Gabriel Arana warns that a Supreme Court ruling in favor of the defendant in Sebelius v. Hobby Lobby could have the same effect as the Arizona bill Jan Brewer vetoed last week, but nationwide:

It’s easy to see how a win for social conservatives in Hobby Lobby could sanction the same sort of discrimination as the Arizona law. If a for-profit employer is allowed to opt out of the contraception mandate, it stands to reason that refusing to extend health benefits to gay couples would also be protected. “It’s a slippery slope,” [director of the Faith and Progressive Policy Initiative at the Center for American Progress Sally] Steenland says. … Sebelius vs. Hobby Lobby is poised to become the Citizens United of the culture wars. In fact, the question at the heart of the case bears a striking resemblance to the one the justices considered in Citizens: Do corporations have freedom-of-religion rights? If the Supreme Court finds that they do, then religious owners and employees of for-profit corporations have pretty good grounds for refusing to cover treatment for HIV or any health care related to the pregnancy of an unwed mother.

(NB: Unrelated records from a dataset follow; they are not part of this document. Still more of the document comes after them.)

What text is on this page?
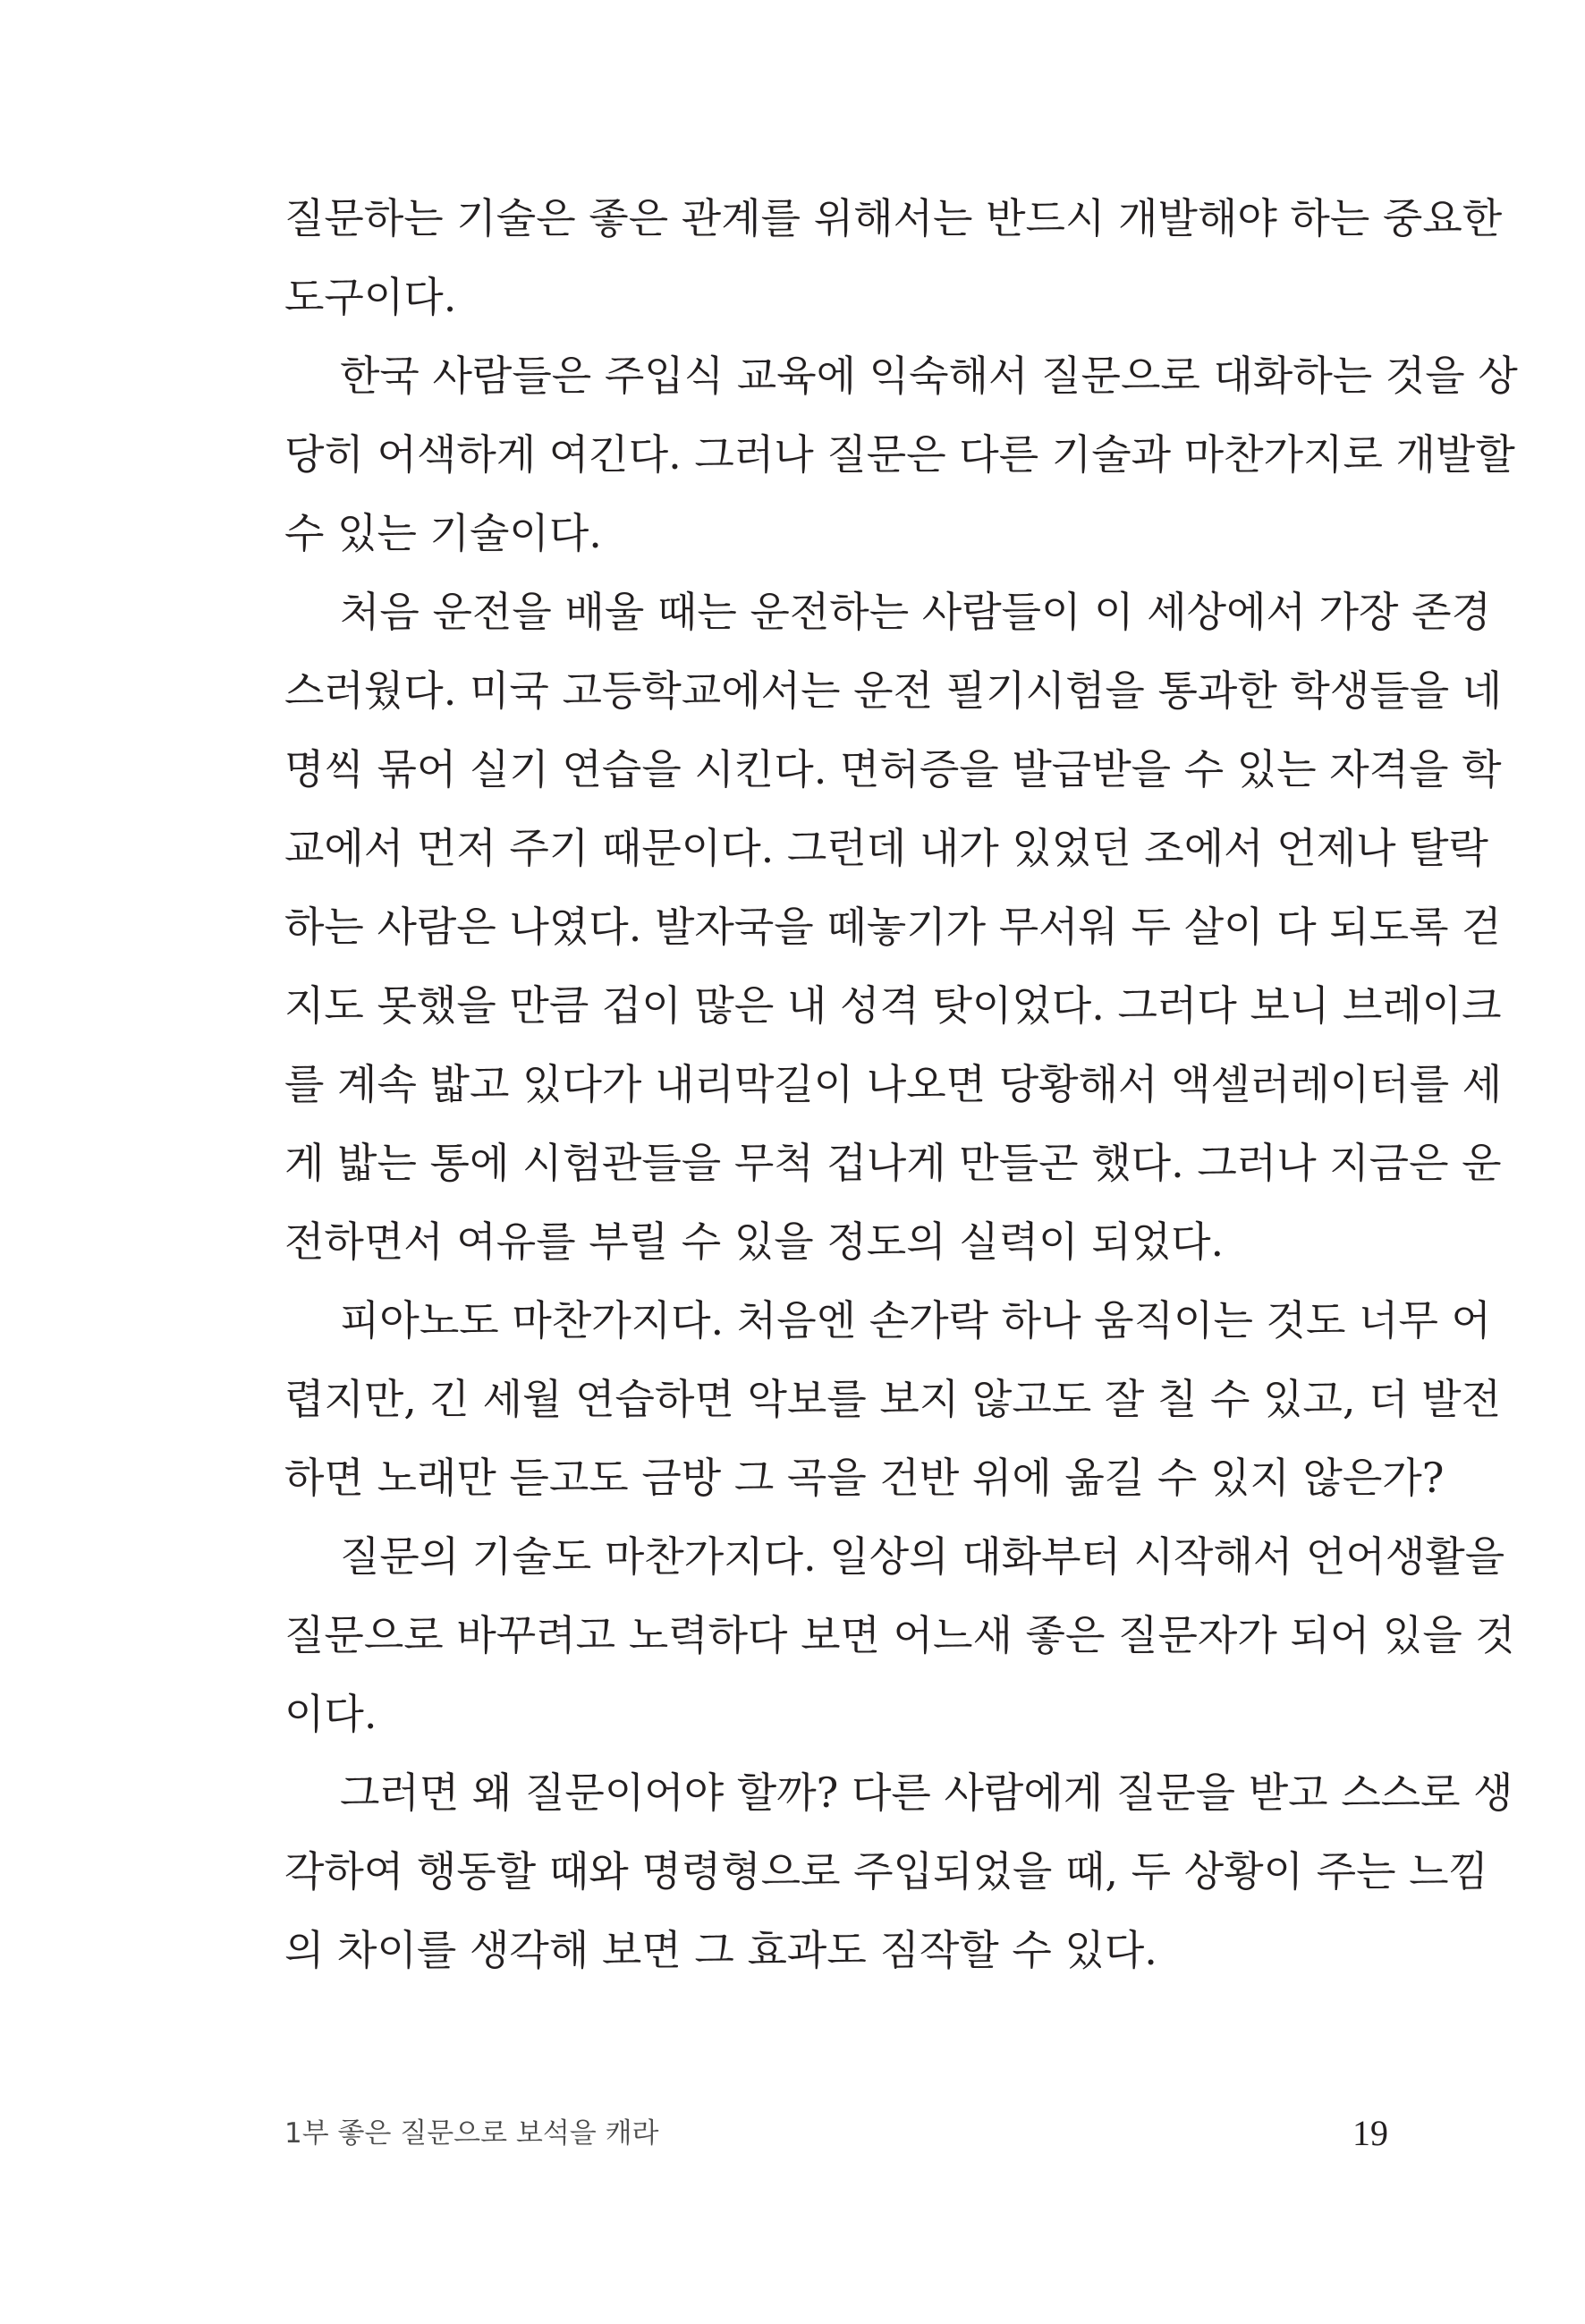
질문하는 기술은 좋은 관계를 위해서는 반드시 개발해야 하는 중요한
도구이다.
한국 사람들은 주입식 교육에 익숙해서 질문으로 대화하는 것을 상
당히 어색하게 여긴다. 그러나 질문은 다른 기술과 마찬가지로 개발할
수 있는 기술이다.
처음 운전을 배울 때는 운전하는 사람들이 이 세상에서 가장 존경
스러웠다. 미국 고등학교에서는 운전 필기시험을 통과한 학생들을 네
명씩 묶어 실기 연습을 시킨다. 면허증을 발급받을 수 있는 자격을 학
교에서 먼저 주기 때문이다. 그런데 내가 있었던 조에서 언제나 탈락
하는 사람은 나였다. 발자국을 떼놓기가 무서워 두 살이 다 되도록 걷
지도 못했을 만큼 겁이 많은 내 성격 탓이었다. 그러다 보니 브레이크
를 계속 밟고 있다가 내리막길이 나오면 당황해서 액셀러레이터를 세
게 밟는 통에 시험관들을 무척 겁나게 만들곤 했다. 그러나 지금은 운
전하면서 여유를 부릴 수 있을 정도의 실력이 되었다.
피아노도 마찬가지다. 처음엔 손가락 하나 움직이는 것도 너무 어
렵지만, 긴 세월 연습하면 악보를 보지 않고도 잘 칠 수 있고, 더 발전
하면 노래만 듣고도 금방 그 곡을 건반 위에 옮길 수 있지 않은가?
질문의 기술도 마찬가지다. 일상의 대화부터 시작해서 언어생활을
질문으로 바꾸려고 노력하다 보면 어느새 좋은 질문자가 되어 있을 것
이다.
그러면 왜 질문이어야 할까? 다른 사람에게 질문을 받고 스스로 생
각하여 행동할 때와 명령형으로 주입되었을 때, 두 상황이 주는 느낌
의 차이를 생각해 보면 그 효과도 짐작할 수 있다.
1부 좋은 질문으로 보석을 캐라	19
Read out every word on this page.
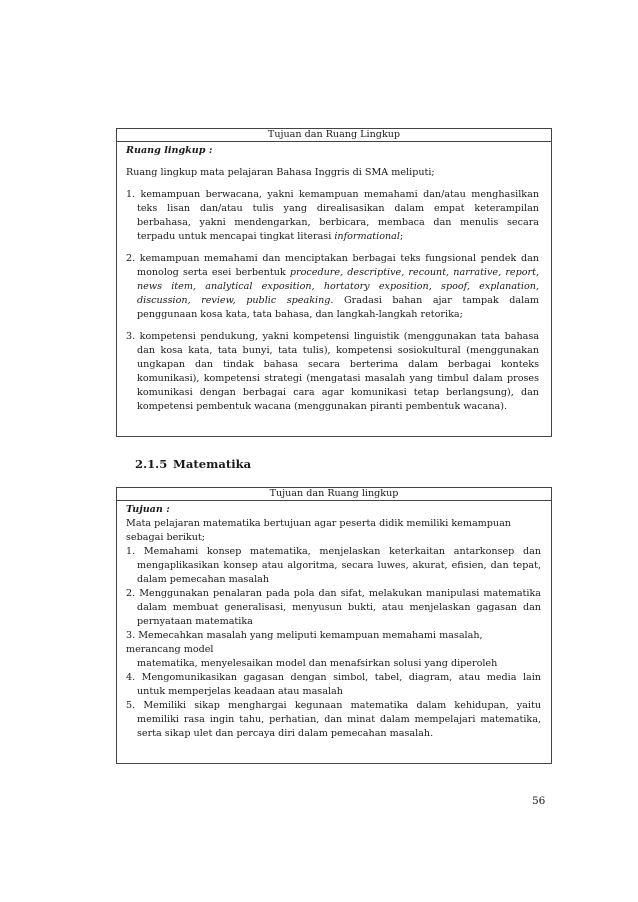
Tujuan dan Ruang Lingkup

Ruang lingkup :

Ruang lingkup mata pelajaran Bahasa Inggris di SMA meliputi;

1. kemampuan berwacana, yakni kemampuan memahami dan/atau menghasilkan teks lisan dan/atau tulis yang direalisasikan dalam empat keterampilan berbahasa, yakni mendengarkan, berbicara, membaca dan menulis secara terpadu untuk mencapai tingkat literasi informational;

2. kemampuan memahami dan menciptakan berbagai teks fungsional pendek dan monolog serta esei berbentuk procedure, descriptive, recount, narrative, report, news item, analytical exposition, hortatory exposition, spoof, explanation, discussion, review, public speaking. Gradasi bahan ajar tampak dalam penggunaan kosa kata, tata bahasa, dan langkah-langkah retorika;

3. kompetensi pendukung, yakni kompetensi linguistik (menggunakan tata bahasa dan kosa kata, tata bunyi, tata tulis), kompetensi sosiokultural (menggunakan ungkapan dan tindak bahasa secara berterima dalam berbagai konteks komunikasi), kompetensi strategi (mengatasi masalah yang timbul dalam proses komunikasi dengan berbagai cara agar komunikasi tetap berlangsung), dan kompetensi pembentuk wacana (menggunakan piranti pembentuk wacana).

2.1.5 Matematika
Tujuan dan Ruang lingkup

Tujuan :

Mata pelajaran matematika bertujuan agar peserta didik memiliki kemampuan sebagai berikut;

1. Memahami konsep matematika, menjelaskan keterkaitan antarkonsep dan mengaplikasikan konsep atau algoritma, secara luwes, akurat, efisien, dan tepat, dalam pemecahan masalah

2. Menggunakan penalaran pada pola dan sifat, melakukan manipulasi matematika dalam membuat generalisasi, menyusun bukti, atau menjelaskan gagasan dan pernyataan matematika

3. Memecahkan masalah yang meliputi kemampuan memahami masalah, merancang model

matematika, menyelesaikan model dan menafsirkan solusi yang diperoleh

4. Mengomunikasikan gagasan dengan simbol, tabel, diagram, atau media lain untuk memperjelas keadaan atau masalah

5. Memiliki sikap menghargai kegunaan matematika dalam kehidupan, yaitu memiliki rasa ingin tahu, perhatian, dan minat dalam mempelajari matematika, serta sikap ulet dan percaya diri dalam pemecahan masalah.

56
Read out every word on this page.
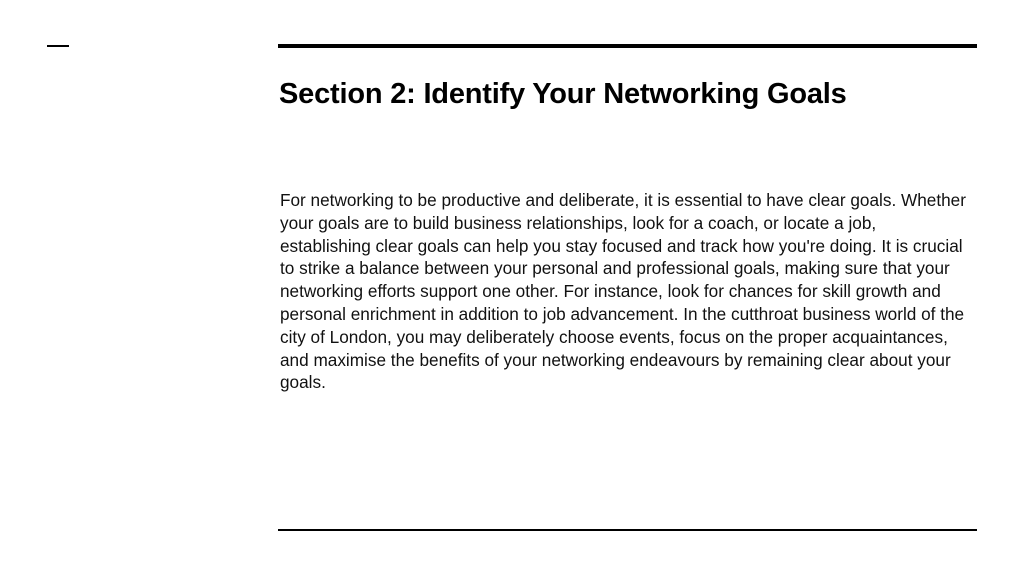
Section 2: Identify Your Networking Goals

For networking to be productive and deliberate, it is essential to have clear goals. Whether your goals are to build business relationships, look for a coach, or locate a job, establishing clear goals can help you stay focused and track how you're doing. It is crucial to strike a balance between your personal and professional goals, making sure that your networking efforts support one other. For instance, look for chances for skill growth and personal enrichment in addition to job advancement. In the cutthroat business world of the city of London, you may deliberately choose events, focus on the proper acquaintances, and maximise the benefits of your networking endeavours by remaining clear about your goals.
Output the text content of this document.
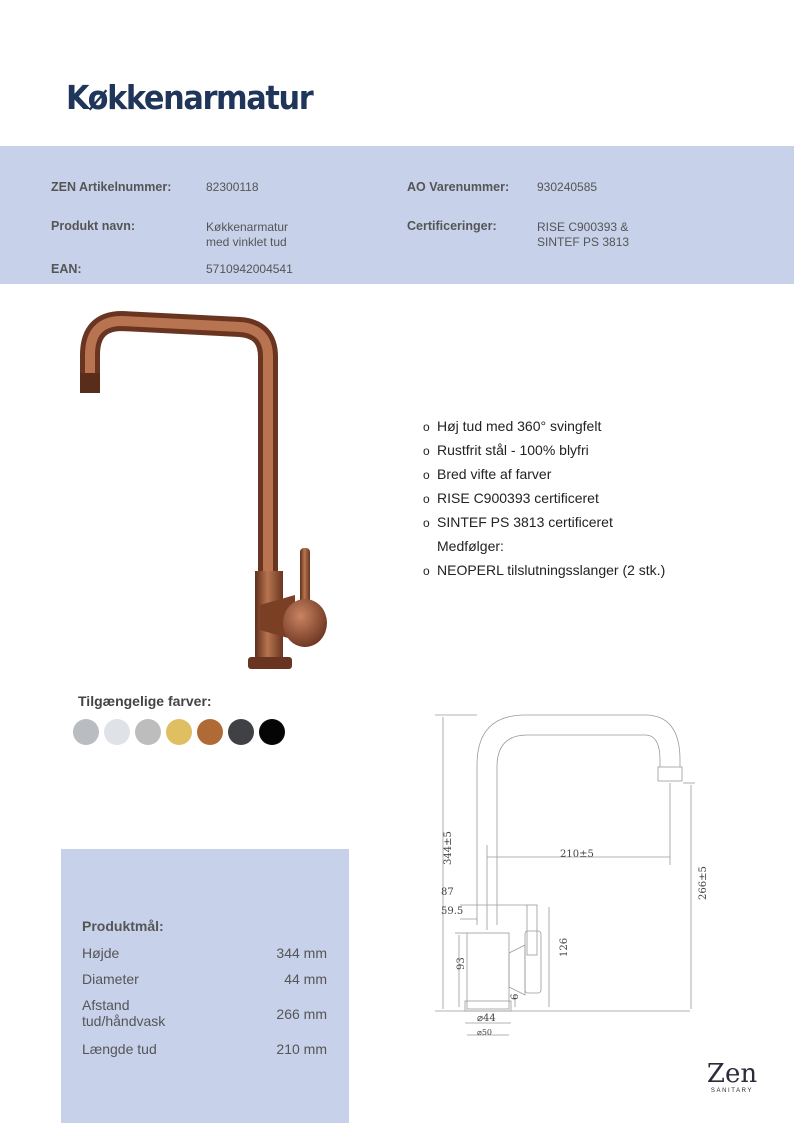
Køkkenarmatur
ZEN Artikelnummer:	82300118	AO Varenummer: 930240585
Produkt navn:	Køkkenarmatur
med vinklet tud
Certificeringer:	RISE C900393 &
SINTEF PS 3813
EAN:	5710942004541
o Høj tud med 360° svingfelt
o Rustfrit stål - 100% blyfri
o Bred vifte af farver
o RISE C900393 certificeret
o SINTEF PS 3813 certificeret
Medfølger:
o NEOPERL tilslutningsslanger (2 stk.)
Tilgængelige farver:
344±5	210±5
266±5
87
59.5
93
126
6
⌀44
⌀50
Produktmål:
Højde	344 mm
Diameter	44 mm
Afstand
tud/håndvask	266 mm
Længde tud	210 mm
Zen
SANITARY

Ian Millhiser shares that concern:

Denying birth control to your workers because of your own religious objections to it superimposes your own personal beliefs about conscience and faith onto your employees. So does refusing to serve a gay person due to a religious objection to their sexual orientation. If the Supreme Court winds up holding that one person’s faith can impose itself on another, which is exactly what the plaintiffs in Hobby Lobby and Conestoga Wood want them to do, then all the nightmare scenarios imagined in the debate over the Arizona bill could become very real — at least at the federal level. Indeed, it is even possible that business owners who object to serving African Americans on religious grounds could challenge a 1983 Supreme Court decision holding that religious beliefs cannot justify racist discrimination.

But John McCormack suggests that neither the Arizona bill nor the Hobby Lobby case would grant for-profit businesses new rights:

“The irony about the Arizona law is that I actually think the law was quite unnecessary. But it certainly wasn’t dangerous,” Stanford law professor Michael W. McConnell told THE WEEKLY STANDARD. “I don’t know anything about politics in Arizona or why the legislature voted for it, but there was no pressing legal need for it.”